Beck & Sigur Rós Tone Down

Courtesy of Nasty Little Man

Courtesy of Nasty Little Man
Beck will be supporting “Modern Guilt” with a performance at the Hollywood Bowl on September 20.

Beck: “Modern Guilt”
By Rebecca Aranda
Staff Writer
Beck makes his mark with his constantly mutating musical creations. On an album like “Mellow Gold” he is a melancholy cowboy who croons with an acoustic guitar, while on another like “Midnite Vultures,” he channels the gods of disco and funk and turns into a bonafide soul machine.
Lately, Beck combines all the elements of his early career into a pleasant mix, which has become his trademark. His last album, “The Information,” gleans bits and pieces of his previous phases to achieve a consistent sound, one which errs more on the side of dark electronica than sweet and soulful.
With his latest effort, “Modern Guilt,” Beck adds a little more darkness, but also a little more soul. For instance, on the song “Chemtrails,” Beck mournfully sings, “Down by the sea, swallowed by evil…Watching the sea, full of people already drowning / So many people…” The grim lyrics are interlaced with dreamy humming, but bizarrely, the song ends with a distortion-filled rock guitar solo. This kind of musical quirkiness is quintessential Beck, and the rest of the album follows suit.
All of the songs are layered with Beck’s signature soft voice and heavy, intricate beats thanks to a clean (and surprisingly calm) production from Danger Mouse.
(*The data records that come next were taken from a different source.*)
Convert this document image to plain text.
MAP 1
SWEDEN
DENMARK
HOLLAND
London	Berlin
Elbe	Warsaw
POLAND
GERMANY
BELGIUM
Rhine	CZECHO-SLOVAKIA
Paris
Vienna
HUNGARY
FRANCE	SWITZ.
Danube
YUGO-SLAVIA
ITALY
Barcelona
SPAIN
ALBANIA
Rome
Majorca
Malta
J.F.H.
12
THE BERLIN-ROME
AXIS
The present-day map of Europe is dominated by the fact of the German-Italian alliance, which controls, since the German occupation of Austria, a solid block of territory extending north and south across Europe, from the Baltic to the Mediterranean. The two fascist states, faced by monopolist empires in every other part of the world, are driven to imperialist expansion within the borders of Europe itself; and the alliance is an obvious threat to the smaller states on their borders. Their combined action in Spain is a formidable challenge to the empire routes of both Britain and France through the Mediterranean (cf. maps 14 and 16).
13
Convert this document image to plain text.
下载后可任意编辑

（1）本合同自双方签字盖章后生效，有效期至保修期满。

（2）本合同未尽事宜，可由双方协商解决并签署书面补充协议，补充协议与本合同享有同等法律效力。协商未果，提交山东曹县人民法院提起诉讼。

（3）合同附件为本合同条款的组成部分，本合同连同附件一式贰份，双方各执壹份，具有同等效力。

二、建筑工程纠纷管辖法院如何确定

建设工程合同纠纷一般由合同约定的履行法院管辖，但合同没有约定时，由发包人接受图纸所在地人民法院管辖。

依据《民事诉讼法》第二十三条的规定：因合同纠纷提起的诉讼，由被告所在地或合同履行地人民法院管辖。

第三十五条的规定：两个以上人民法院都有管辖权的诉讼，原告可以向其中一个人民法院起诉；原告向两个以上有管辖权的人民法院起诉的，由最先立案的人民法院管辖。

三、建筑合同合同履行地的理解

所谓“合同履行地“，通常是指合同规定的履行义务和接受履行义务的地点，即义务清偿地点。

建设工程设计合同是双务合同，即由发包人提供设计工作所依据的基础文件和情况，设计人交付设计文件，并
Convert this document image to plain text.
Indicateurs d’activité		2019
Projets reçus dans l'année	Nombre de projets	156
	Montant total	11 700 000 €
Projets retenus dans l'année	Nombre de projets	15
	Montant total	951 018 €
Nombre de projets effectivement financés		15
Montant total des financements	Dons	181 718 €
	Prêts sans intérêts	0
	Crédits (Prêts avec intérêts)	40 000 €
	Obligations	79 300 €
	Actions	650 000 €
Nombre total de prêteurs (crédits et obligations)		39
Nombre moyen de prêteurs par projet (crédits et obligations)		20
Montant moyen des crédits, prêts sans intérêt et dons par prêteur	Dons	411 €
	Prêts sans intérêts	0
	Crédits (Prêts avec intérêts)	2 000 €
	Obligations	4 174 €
There are some other pleasant surprises along the way, like Cat Power’s Chan Marshall, who provides some guest back-up vocals for the opening track “Orphans” and the tumbling “Walls.” The title track is a jaunty little tune in itself, but within it, more troubled lyrics emerge, exemplified by Beck’s last words: “Don’t know what I’ve done, but I feel afraid.”
Beck’s eighth album shows the maturity that he has reached with age (it was released on his 38th birthday, after all). He is acutely self-aware, and at his best, he can weave a mesmerizing closing track like “Volcano,” referencing the “ghost in [his] heart.” And despite all of his earnest melancholy, he also lets a little funk slip out throughout the album, like the rollicking “Gamma Ray,” which charges forward with all the intensity of a lone car speeding down a highway.
At some points, “Modern Guilt” almost sinks into weariness, nearly shifting from mellow to soporific. But every time, Beck rescues his music from the despair that his lyrics exude with fresh beats and gorgeous harmonies. “Modern Guilt” is more than a guilty pleasure—Beck transforms his guilt into our aural pleasure.

Rating: 4.5/5

Sigur Rós: “Með suð í eyrum við spilum endalaust” (“With a Buzz in Our Ears We Play Endlessly”)
By Abe Ahn
Staff Writer
The Icelandic four-piece over the past decade has made what can only be called epic music. Bowed electric guitar, a lot of reverb and orchestral arrangements are its signature sound, the kind of music that evokes the Icelandic landscape in beautifully layered post-rock melodies.
With its fifth record, Sigur Rós has decided to take it easy, opting for traditional piano and string instrumentation with long, emotive choruses. However, this is achieved to mixed effect.
While the bare, naturist sound of “Gobbledigook” is a welcome change—a kind of Animal Collective meets Radiohead mash-up—songs like “Ára bátur,” where the London Oratory Boy’s Choir kicks in during the song’s almost nine-minute emotional climax, are too sentimental for their own good. “Góðan daginn” and “Festival” feel more like traditional Sigur Rós with spacey, post-rock arrangements and gradual build-ups, but the quickly paced string and horn of “Við spilum endalaust” reveal the band’s experimentation with simpler, more pop-infused melodies.
Likewise, “Íllgresi” is the record’s most acoustic offering, leaving the orchestra behind in favor of singer Jónsi Birgisson’s vocals and guitar. Despite my hang-up-shang-ups about the band’s direction (I anticipated the louder, more aggressive prog-rock influences that came up in the band’s last release, “Hvarf/Heim”), it’s hard to be upset at a band that is as bravely experimental and sincerely expressive as Sigur Rós. On this record, there is no reason to believe otherwise.